Historically, Kelly explained that piglets were given an antibiotic after they were born as a preventative measure.
“We are now focusing on using antibiotics to treat illnesses instead of just to treat the hog in general,” she said. “We understand we need to reduce the need for antibiotics, and maintaining the protection provided by antibiotics for hogs and for people is our goal.”
She noted the 2017 Veterinary Feed Directive rule regulates the use of human medically important antibiotics in animals as part of a greater one health goal of reducing the incidence of antimicrobial resistance.
“One goal is using only what’s necessary for that animal’s health,” commented Kelly. “We can only get those antibiotics to treat an illness, to control the spread of an illness if there’s an outbreak in our barn or to prevent illness when the pigs are vulnerable to a certain disease.”
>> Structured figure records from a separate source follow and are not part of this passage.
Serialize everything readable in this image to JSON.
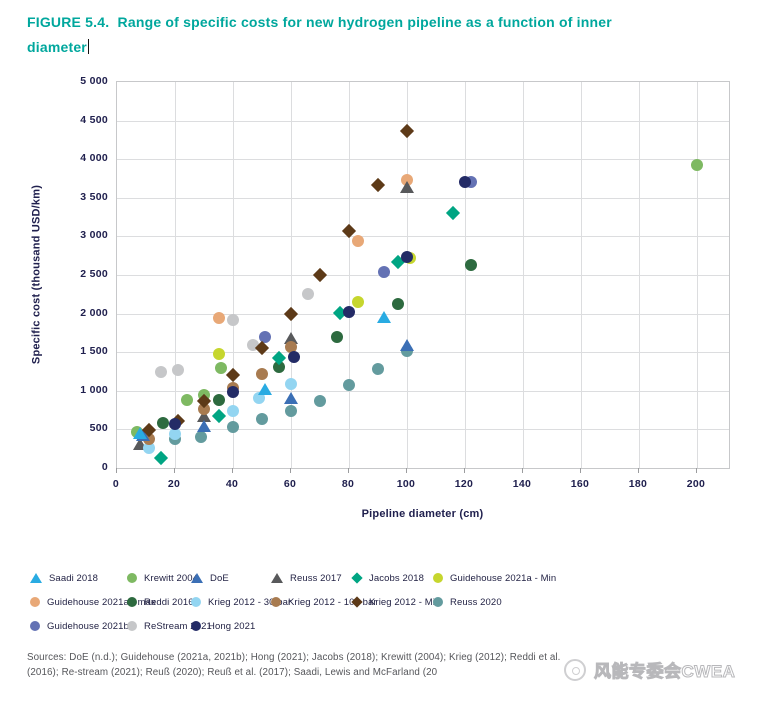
{
  "figure": {
    "label": "FIGURE 5.4.",
    "title_rest": "Range of specific costs for new hydrogen pipeline as a function of inner",
    "title_line2": "diameter",
    "accent_color": "#00A79D"
  },
  "chart_data": {
    "type": "scatter",
    "xlabel": "Pipeline diameter (cm)",
    "ylabel": "Specific cost (thousand USD/km)",
    "xlim": [
      0,
      211
    ],
    "ylim": [
      0,
      5000
    ],
    "x_ticks": [
      0,
      20,
      40,
      60,
      80,
      100,
      120,
      140,
      160,
      180,
      200
    ],
    "y_ticks": [
      0,
      500,
      1000,
      1500,
      2000,
      2500,
      3000,
      3500,
      4000,
      4500,
      5000
    ],
    "grid": true,
    "legend_position": "bottom",
    "series": [
      {
        "name": "Saadi 2018",
        "marker": "triangle",
        "color": "#29ABE2",
        "points": [
          [
            8,
            440
          ],
          [
            51,
            1010
          ],
          [
            92,
            1940
          ]
        ]
      },
      {
        "name": "Krewitt 2004",
        "marker": "circle",
        "color": "#7EB962",
        "points": [
          [
            7,
            470
          ],
          [
            24,
            880
          ],
          [
            30,
            950
          ],
          [
            36,
            1300
          ],
          [
            200,
            3920
          ]
        ]
      },
      {
        "name": "DoE",
        "marker": "triangle",
        "color": "#3B6FB5",
        "points": [
          [
            9,
            420
          ],
          [
            30,
            530
          ],
          [
            60,
            890
          ],
          [
            100,
            1580
          ]
        ]
      },
      {
        "name": "Reuss 2017",
        "marker": "triangle",
        "color": "#58595B",
        "points": [
          [
            8,
            300
          ],
          [
            30,
            660
          ],
          [
            60,
            1670
          ],
          [
            100,
            3630
          ]
        ]
      },
      {
        "name": "Jacobs 2018",
        "marker": "diamond",
        "color": "#00A583",
        "points": [
          [
            15,
            130
          ],
          [
            35,
            670
          ],
          [
            56,
            1420
          ],
          [
            77,
            2010
          ],
          [
            97,
            2670
          ],
          [
            116,
            3300
          ]
        ]
      },
      {
        "name": "Guidehouse 2021a - Min",
        "marker": "circle",
        "color": "#C6D62E",
        "points": [
          [
            35,
            1480
          ],
          [
            83,
            2150
          ],
          [
            101,
            2720
          ]
        ]
      },
      {
        "name": "Guidehouse 2021a - max",
        "marker": "circle",
        "color": "#E8A877",
        "points": [
          [
            35,
            1940
          ],
          [
            83,
            2940
          ],
          [
            100,
            3730
          ]
        ]
      },
      {
        "name": "Reddi 2016",
        "marker": "circle",
        "color": "#2D6A3F",
        "points": [
          [
            16,
            580
          ],
          [
            35,
            880
          ],
          [
            56,
            1310
          ],
          [
            76,
            1700
          ],
          [
            97,
            2120
          ],
          [
            122,
            2630
          ]
        ]
      },
      {
        "name": "Krieg 2012 - 30 bar",
        "marker": "circle",
        "color": "#93D5F1",
        "points": [
          [
            11,
            260
          ],
          [
            20,
            440
          ],
          [
            40,
            740
          ],
          [
            49,
            910
          ],
          [
            60,
            1090
          ]
        ]
      },
      {
        "name": "Krieg 2012 - 100 bar",
        "marker": "circle",
        "color": "#A87B50",
        "points": [
          [
            11,
            380
          ],
          [
            30,
            760
          ],
          [
            40,
            1030
          ],
          [
            50,
            1220
          ],
          [
            60,
            1570
          ]
        ]
      },
      {
        "name": "Krieg 2012 - Mid",
        "marker": "diamond",
        "color": "#5D3A18",
        "points": [
          [
            11,
            490
          ],
          [
            21,
            610
          ],
          [
            30,
            870
          ],
          [
            40,
            1200
          ],
          [
            50,
            1550
          ],
          [
            60,
            2000
          ],
          [
            70,
            2500
          ],
          [
            80,
            3070
          ],
          [
            90,
            3670
          ],
          [
            100,
            4360
          ]
        ]
      },
      {
        "name": "Reuss 2020",
        "marker": "circle",
        "color": "#639B9E",
        "points": [
          [
            20,
            370
          ],
          [
            29,
            400
          ],
          [
            40,
            530
          ],
          [
            50,
            630
          ],
          [
            60,
            740
          ],
          [
            70,
            870
          ],
          [
            80,
            1080
          ],
          [
            90,
            1280
          ],
          [
            100,
            1520
          ]
        ]
      },
      {
        "name": "Guidehouse 2021b",
        "marker": "circle",
        "color": "#6472B4",
        "points": [
          [
            51,
            1700
          ],
          [
            92,
            2540
          ],
          [
            122,
            3700
          ]
        ]
      },
      {
        "name": "ReStream 2021",
        "marker": "circle",
        "color": "#C6C7C9",
        "points": [
          [
            15,
            1250
          ],
          [
            21,
            1270
          ],
          [
            40,
            1920
          ],
          [
            47,
            1590
          ],
          [
            66,
            2250
          ]
        ]
      },
      {
        "name": "Hong 2021",
        "marker": "circle",
        "color": "#232B66",
        "points": [
          [
            20,
            570
          ],
          [
            40,
            980
          ],
          [
            61,
            1440
          ],
          [
            80,
            2020
          ],
          [
            100,
            2730
          ],
          [
            120,
            3700
          ]
        ]
      }
    ]
  },
  "sources": {
    "line1": "Sources: DoE (n.d.); Guidehouse (2021a, 2021b); Hong (2021); Jacobs (2018); Krewitt (2004); Krieg (2012); Reddi et al.",
    "line2": "(2016); Re-stream (2021); Reuß (2020); Reuß et al. (2017); Saadi, Lewis and McFarland (20"
  },
  "watermark": {
    "text": "风能专委会CWEA"
  }
}
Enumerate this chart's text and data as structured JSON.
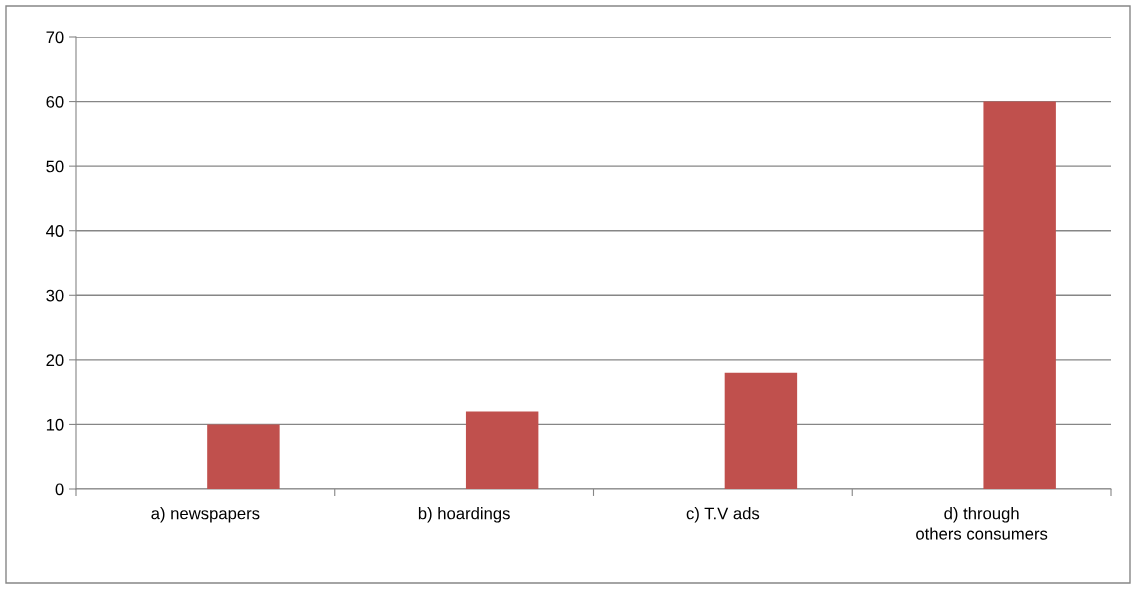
{
  "chart_data": {
    "type": "bar",
    "categories": [
      "a) newspapers",
      "b) hoardings",
      "c) T.V ads",
      "d) through others consumers"
    ],
    "values": [
      10,
      12,
      18,
      60
    ],
    "color": "#c0504d",
    "ylim": [
      0,
      70
    ],
    "yticks": [
      0,
      10,
      20,
      30,
      40,
      50,
      60,
      70
    ],
    "grid": "y",
    "legend": false
  }
}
She cautioned that, without proper use of antibiotics in disease control, there would be higher mortality rates, increased disease incidence and an increase in foodborne illnesses.
“However, with proper use of antibiotics, we see we can reduce mortality, protect health and control diseases,” continued Kelly.
“We have several responsible use programs for the pork industry,” explained Kelly.
The Blue Ribbon Panel on Antibiotics is one program the National Pork Board uses, featuring representatives from a variety of different industries.
Over $6 million has been given to research and education programs since 2000, with producer education being a high priority.
“There are education and certification programs pork producers go through, and then, we communicate with producers about how they can be effective without the tools they’ve had in the past,” she continued.
The Pork Quality Assurance Plus certification program is a major training program for producers on food safety and animal well-being.
“Many big packing houses will not take any products that were not raised by someone from the program because the whole chain is at risk if everyone doesn’t follow the rules,” Kelly said.
She concluded, “About 18,000 individual farms have gone through on-site assessments to determine if they’re handling issues for hog production properly, ensuring there’s a safe food supply.”